We can assume that $a_1\leq a_2\leq …\leq a_n$.
Clearly, $a_1 = a_2 = 1$ and thus $1,2,2n-3,2n-4$ are in a range.
Also, if $a_i=2$ for some $i$ then we could easily apply induction.
Say $b_1< b_2<…<b_k$ are all different values that appear among $a_i$.
Then we have $n _1\cdot b_1+n_2\cdot b_2+…+n_k \cdot b_k = 2n-2$ and $n_1+n_2+..+n_k = n$. We have to prove that for each $l\leq 2n-2$ we have $$n' _1\cdot b_1+n'_2\cdot b_2+…+n'_k \cdot b_k = l$$
for some $n'_i\leq n_i$. And here it stops. I have no idea how to find all those $n_i'$. Any ideas?
Best Answer
All the answers are basically saying the same thing, so I will simply try to say it in the most "graph-theoretic" way. :)
Construct an $n$-node tree $G$ with the node degrees being $a_1, a_2, ..., a_n$. [This can be done, e.g. by starting with the highest numbers and keep combining them.] Initially every node is colored black.
We will be coloring some nodes red, and the red nodes will represent $X \in \mathcal{P}(N)$. Thus $T(X) = $ sum of node degrees of the red nodes.
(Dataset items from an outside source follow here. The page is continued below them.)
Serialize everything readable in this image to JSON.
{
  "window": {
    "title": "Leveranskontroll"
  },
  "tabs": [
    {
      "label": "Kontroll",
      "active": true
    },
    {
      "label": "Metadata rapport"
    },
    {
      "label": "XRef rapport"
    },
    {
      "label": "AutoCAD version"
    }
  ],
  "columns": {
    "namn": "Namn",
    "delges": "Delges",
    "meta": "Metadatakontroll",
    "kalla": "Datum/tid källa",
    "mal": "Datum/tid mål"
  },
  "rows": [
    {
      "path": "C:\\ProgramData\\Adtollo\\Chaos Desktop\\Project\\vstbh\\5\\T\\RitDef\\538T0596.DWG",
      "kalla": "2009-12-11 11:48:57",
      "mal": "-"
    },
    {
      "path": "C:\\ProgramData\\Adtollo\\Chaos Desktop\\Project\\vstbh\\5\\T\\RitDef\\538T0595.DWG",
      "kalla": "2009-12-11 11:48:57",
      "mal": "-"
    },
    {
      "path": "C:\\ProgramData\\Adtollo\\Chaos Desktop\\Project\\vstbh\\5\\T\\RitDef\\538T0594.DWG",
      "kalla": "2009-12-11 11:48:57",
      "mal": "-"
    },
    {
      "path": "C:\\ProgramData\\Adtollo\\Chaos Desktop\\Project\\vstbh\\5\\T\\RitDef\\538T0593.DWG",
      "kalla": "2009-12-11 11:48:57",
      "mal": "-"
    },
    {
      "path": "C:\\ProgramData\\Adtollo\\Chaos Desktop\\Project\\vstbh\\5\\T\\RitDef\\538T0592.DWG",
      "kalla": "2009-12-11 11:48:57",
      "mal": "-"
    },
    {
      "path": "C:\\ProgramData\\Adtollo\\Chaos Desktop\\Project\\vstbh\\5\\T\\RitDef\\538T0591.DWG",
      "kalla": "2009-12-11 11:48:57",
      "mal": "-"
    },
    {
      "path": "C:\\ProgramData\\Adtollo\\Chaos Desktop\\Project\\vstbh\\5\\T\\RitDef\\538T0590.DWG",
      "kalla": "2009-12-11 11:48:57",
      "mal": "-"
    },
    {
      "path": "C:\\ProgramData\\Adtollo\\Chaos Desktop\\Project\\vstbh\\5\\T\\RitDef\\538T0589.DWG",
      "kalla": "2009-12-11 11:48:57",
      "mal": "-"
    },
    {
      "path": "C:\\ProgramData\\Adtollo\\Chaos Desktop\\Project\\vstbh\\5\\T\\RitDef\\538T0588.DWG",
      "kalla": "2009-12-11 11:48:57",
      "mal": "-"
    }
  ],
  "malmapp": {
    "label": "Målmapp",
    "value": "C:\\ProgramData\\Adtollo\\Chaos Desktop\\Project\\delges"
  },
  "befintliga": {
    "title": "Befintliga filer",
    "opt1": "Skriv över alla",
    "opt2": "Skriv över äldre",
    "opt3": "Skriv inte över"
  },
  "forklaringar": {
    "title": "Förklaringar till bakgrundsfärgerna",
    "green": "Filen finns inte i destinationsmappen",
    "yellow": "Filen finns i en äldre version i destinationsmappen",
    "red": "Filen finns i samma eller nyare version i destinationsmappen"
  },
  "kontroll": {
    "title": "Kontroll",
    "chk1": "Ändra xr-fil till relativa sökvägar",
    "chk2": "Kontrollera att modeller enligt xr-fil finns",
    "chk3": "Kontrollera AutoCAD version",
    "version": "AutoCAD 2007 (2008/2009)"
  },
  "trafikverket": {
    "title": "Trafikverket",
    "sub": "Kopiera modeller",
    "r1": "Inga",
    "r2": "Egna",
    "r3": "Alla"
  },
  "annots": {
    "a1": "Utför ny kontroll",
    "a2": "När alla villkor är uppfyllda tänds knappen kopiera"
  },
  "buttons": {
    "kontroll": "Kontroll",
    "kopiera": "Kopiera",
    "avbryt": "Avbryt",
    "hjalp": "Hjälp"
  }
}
Initially, every node is black, i.e. $X = \emptyset, T(X) = 0$. We now increment $T(X)$ one by one.
If some leaf is black, color it red. This increments $T(X)$ by $1$.
If all leaves are red, pick any black internal node $v \in G$. Suppose its degree is $a > 1$. Since $G$ is a tree, $G - \{v\}$ is a new graph which is a collection of $a$ separate trees (including possibly singleton nodes). Each of these $a$ smaller trees has at least one leaf belonging to the original $G$. Thus the original $G$ has at least $a$ leaves (which are, by assumption, all red). Now, change $v$ from black to red, and change any $a-1$ leaves from red back to black. This increments $T(X)$ by $1$.
We can keep doing this until all nodes are red, at which point $T(X) = 2n-2$. Thus $T()$ goes through $\{0, 1, 2, ..., 2n-2\}$, proving it is surjective.